President Cravath read a letter from a county superintendent in Mississippi, who bore the strongest testimony to the honesty, morality and efficiency of the teachers who had gone out from Fisk University.
Mr. Mitchell, a new student, had taught in one neighborhood for two years, in De Soto, Miss. He had succeeded in building up a successful Sunday-school. He had in his school about 150 pupils and three assistant teachers. The citizens encouraged the education of the colored people and took great interest in his school.
Miss Murray had taught in Mississippi for five months. The people were very poor and the children were poorly clad. She taught in the Sunday-school very successfully; she did not think that the people had bought much land, but they had stock and wagons.
Geo. McLelland did not wish to exaggerate, but desired to tell the truth. He taught just above Vicksburg, Miss.; here there is little civilization. In their homes, the large majority of the people are virtually slaves; they pay $9 per acre, or 90 pounds of lint cotton for their lands; they raise nothing but cotton and corn, and often come out in debt; they buy their goods at the store on account, on fall time. In most cases last year they came out behind; in this condition they must give a lien on the next year’s work; some do better than this, but the majority are in this wretched condition. Government land is sold at 25 cents per acre, but the colored people do not buy it to any extent; this year they have done something of this, and have secured forty acres of good land. Saturday night the people go to the store and drink up an acre of government land at the rate of 25 cents a glass.
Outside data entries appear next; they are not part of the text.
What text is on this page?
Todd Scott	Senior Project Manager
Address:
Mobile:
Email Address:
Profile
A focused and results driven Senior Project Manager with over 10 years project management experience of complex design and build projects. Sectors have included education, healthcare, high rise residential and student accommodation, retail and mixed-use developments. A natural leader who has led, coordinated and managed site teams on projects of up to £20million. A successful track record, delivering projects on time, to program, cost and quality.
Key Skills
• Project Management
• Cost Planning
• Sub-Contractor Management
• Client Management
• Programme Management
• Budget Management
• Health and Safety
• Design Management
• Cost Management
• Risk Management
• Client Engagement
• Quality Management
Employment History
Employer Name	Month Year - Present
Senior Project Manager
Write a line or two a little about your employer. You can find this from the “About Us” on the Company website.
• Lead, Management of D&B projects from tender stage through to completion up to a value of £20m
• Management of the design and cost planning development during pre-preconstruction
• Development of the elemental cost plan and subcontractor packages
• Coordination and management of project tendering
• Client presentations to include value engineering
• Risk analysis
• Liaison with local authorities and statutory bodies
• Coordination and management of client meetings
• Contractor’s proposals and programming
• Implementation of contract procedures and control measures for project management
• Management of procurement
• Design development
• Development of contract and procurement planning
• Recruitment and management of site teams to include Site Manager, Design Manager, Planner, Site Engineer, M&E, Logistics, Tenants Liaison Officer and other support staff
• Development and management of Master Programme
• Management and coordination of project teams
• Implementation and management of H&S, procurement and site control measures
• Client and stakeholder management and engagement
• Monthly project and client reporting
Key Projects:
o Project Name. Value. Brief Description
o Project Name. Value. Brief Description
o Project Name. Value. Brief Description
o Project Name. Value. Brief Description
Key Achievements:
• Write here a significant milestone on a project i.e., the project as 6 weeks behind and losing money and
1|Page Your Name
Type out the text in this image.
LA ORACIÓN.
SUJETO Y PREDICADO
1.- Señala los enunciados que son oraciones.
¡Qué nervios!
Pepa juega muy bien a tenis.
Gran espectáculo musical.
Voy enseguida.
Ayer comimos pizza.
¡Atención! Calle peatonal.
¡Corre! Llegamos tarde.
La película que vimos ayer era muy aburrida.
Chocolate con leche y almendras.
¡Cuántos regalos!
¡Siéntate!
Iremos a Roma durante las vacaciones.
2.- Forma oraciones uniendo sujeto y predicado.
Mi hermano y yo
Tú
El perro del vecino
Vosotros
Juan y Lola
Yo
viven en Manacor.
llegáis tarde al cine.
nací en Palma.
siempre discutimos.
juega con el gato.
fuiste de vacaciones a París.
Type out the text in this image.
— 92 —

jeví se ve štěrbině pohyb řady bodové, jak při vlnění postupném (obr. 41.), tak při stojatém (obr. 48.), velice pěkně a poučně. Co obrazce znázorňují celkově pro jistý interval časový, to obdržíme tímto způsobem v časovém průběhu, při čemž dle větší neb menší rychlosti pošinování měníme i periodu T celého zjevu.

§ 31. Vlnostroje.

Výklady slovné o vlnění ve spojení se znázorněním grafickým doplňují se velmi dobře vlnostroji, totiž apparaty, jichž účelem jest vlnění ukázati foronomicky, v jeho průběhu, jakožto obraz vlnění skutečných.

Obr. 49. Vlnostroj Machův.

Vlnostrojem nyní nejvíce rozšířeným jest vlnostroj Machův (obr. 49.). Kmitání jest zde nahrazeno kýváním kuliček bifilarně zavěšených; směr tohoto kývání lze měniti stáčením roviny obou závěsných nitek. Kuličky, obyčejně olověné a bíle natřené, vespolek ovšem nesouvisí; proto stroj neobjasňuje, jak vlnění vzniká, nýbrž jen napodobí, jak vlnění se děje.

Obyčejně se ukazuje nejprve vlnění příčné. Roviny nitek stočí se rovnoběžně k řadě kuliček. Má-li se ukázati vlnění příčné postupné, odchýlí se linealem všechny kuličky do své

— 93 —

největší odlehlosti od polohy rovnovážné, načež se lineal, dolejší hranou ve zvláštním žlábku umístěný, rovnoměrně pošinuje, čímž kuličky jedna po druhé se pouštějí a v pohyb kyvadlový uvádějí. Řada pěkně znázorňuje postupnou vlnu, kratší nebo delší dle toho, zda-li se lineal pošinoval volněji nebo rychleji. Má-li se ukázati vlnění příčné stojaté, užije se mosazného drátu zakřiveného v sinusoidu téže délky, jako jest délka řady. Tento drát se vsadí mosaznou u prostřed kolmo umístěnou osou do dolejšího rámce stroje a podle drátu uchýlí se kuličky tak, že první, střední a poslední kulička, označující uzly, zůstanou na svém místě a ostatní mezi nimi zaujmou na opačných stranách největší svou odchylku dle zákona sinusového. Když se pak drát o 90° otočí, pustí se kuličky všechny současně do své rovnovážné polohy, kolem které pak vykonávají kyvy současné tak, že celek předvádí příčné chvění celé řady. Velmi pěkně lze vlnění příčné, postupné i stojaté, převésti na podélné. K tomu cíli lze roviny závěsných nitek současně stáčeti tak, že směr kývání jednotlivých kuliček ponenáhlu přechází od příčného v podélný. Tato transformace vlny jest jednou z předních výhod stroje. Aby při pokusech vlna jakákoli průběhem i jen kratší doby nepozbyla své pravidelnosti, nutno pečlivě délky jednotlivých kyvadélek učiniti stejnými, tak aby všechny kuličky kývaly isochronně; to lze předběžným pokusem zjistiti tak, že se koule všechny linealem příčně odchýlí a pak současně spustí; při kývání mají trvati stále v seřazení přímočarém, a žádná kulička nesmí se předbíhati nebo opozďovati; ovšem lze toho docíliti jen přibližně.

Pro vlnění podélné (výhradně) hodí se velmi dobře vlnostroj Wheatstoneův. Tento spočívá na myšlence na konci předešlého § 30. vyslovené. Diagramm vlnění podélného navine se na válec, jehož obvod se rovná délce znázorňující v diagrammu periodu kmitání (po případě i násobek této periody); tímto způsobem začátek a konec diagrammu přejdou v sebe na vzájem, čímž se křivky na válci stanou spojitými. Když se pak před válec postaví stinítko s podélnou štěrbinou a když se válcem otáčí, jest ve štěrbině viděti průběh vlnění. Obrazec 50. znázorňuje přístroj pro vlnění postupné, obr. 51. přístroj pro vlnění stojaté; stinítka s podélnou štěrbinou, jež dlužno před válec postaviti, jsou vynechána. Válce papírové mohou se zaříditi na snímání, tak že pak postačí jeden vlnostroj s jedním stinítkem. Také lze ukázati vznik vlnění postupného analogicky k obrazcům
One church represents all. They worship in a very blind, ignorant, superstitious way. In the church he attended two out of five could read a little. One elder, in telling how we were to get to Heaven, said that after we were dead we must first go to hell and search all around, and if we did not find our names there we were to go to Heaven.
D. Donnel taught in southwestern Arkansas. He had much opposition, but he had, by persevering, found out that there was “a little man in him.” The people are getting homes and becoming owners of land. They had never been aroused before. They were all religious, but they all drank whisky, from the least to the greatest.
The white people did not believe in getting a good teacher from abroad, because he carried the money out of the country.
Queenie V. Moore taught in Illinois and had high ideas of the colored people, but she found them not nearly so well off as the colored people of the South. The young people spent their time near the taverns, smoking and drinking. She had a model school-house, which was also used as a church. The people were from all the Southern States. She tried to inspire the young people with a higher purpose than to wear fine dresses or smoke cigars, and succeeded in getting them into Sunday-school. The white people were very cordial and friendly.
Prof. J. D. Burrus tried to look upon the bright side at Murfreesboro, where he visited, and was surprised to find the colored people so prosperous in getting farms, houses and in educating their children. One man had paid $1,100 for his house and $1,100 for his shop. Within a radius of a few miles he counted up 30 families that owned their own homesteads.
H. C. Gray taught in Texas; was Superintendent of the Sunday-school. He had studied the land system of Texas. A man buys a piece of land and pays a little down and 10 per cent. interest on the notes. Many of them are in debt. The school law is such that each child may ask the judge to set aside his pro-rata for him to go to school upon, so that each child gets his chance to be educated.